Cybercriminals send emails that appear to be coming from trusted entities like the CEO, CFO, and business partner. These emails are shared with an attempt to trick the victim into revealing sensitive information about the company. It’s a type of cybercrime with the potential to cost a company millions of dollars, loss of assets and sensitive information.

Many business owners believe that BEC can only happen to bigger entities like MNCs. But the fact is SMEs are equally targeted, even the most astute can fall victim to one of these sophisticated schemes.

How Can BEC Affect Organizations?

Unlike standard forms of phishing which are targeted to multiple people at a time, BEC attacks are more researched and targeted at single personIn most cases, these targeted attacks are designed to breach a network of commercial, governmental, and even non-profit organizations with very specific goals.

In this remote working environment, video conferencing and other collaboration tools have become indispensable tools and cybercriminals are taking advantage of the same by sending malicious emails that impersonate a notification from any collaboration platform. Let’s say employees get an email from the head of IT which is actually a phishing mail asking them to email back login details of their cloud accounts due to an IT update. The employees who are not aware about cyber tricks will send across their credentials and the same will be used for security breach by the cybercriminals.

During the third quarter of 2020, the average number of BEC attacks received per company each week rose by 15% from the second quarter.

It’s clearly seen that BEC is increasing rapidly in recent times with cybercrimes coming up with innovative ways to get away with fraud

This is why industry experts are coming up with email authentication protocols like DMARC to offer a high level of protection against impersonation. 

What is An Email Authentication?

It is a technical way to prove that email is not forged; it provides a way to verify that an email is coming from trusted source. It blocks spam and phishing types of emails.

Simple Mail Transfer Protocol (SMTP), which is the industry standard for email transfer, has no such in-built feature for message authentication.
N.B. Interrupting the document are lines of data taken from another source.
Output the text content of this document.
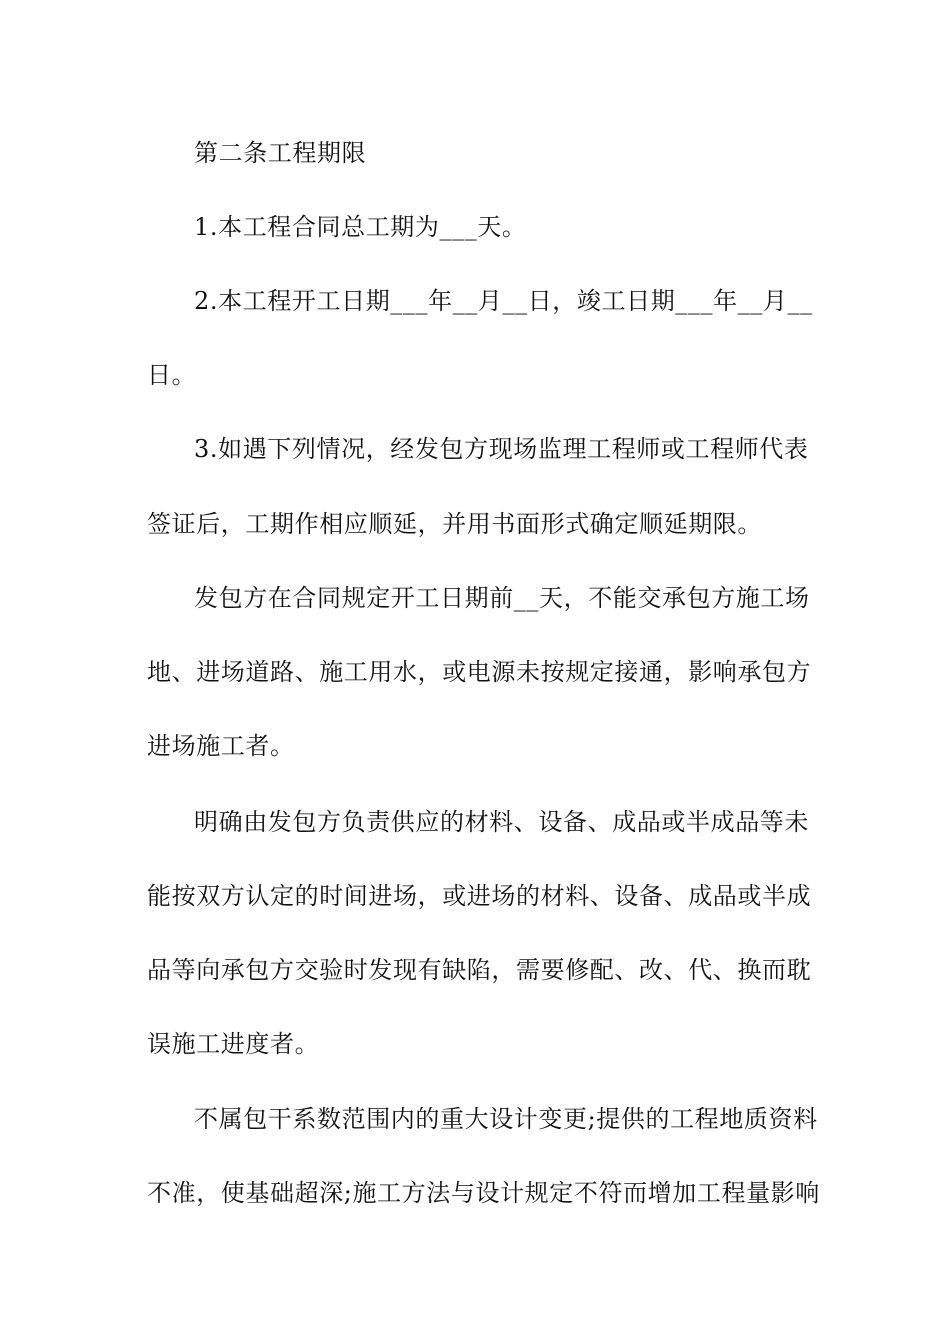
第二条工程期限
1.本工程合同总工期为___天。
2.本工程开工日期___年__月__日，竣工日期___年__月__
日。
3.如遇下列情况，经发包方现场监理工程师或工程师代表
签证后，工期作相应顺延，并用书面形式确定顺延期限。
发包方在合同规定开工日期前__天，不能交承包方施工场
地、进场道路、施工用水，或电源未按规定接通，影响承包方
进场施工者。
明确由发包方负责供应的材料、设备、成品或半成品等未
能按双方认定的时间进场，或进场的材料、设备、成品或半成
品等向承包方交验时发现有缺陷，需要修配、改、代、换而耽
误施工进度者。
不属包干系数范围内的重大设计变更;提供的工程地质资料
不准，使基础超深;施工方法与设计规定不符而增加工程量影响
This can exploit the business with lack of security by targeting phishing emails and domain spoofing attacks.

Therefore there is a need for high end email authentication protocols like DMARC

How Does Email Authentication Work?

Email authentication generally works like this:

  1. There is an established rule for authenticating emails from all of its sending domains by the business or domain owners.
  2. The organization configures its sending email servers and email infrastructure to implement these rules.
  3. The email authentication rules are published in the DNS records (Domain Name System records) for each sending domain.
  4.  The mail server which is receiving emails authenticates the sender email according to the established rules
  5. Receiving email servers handle emails according to the authentication results to correctly deliver, quarantine, or reject emails.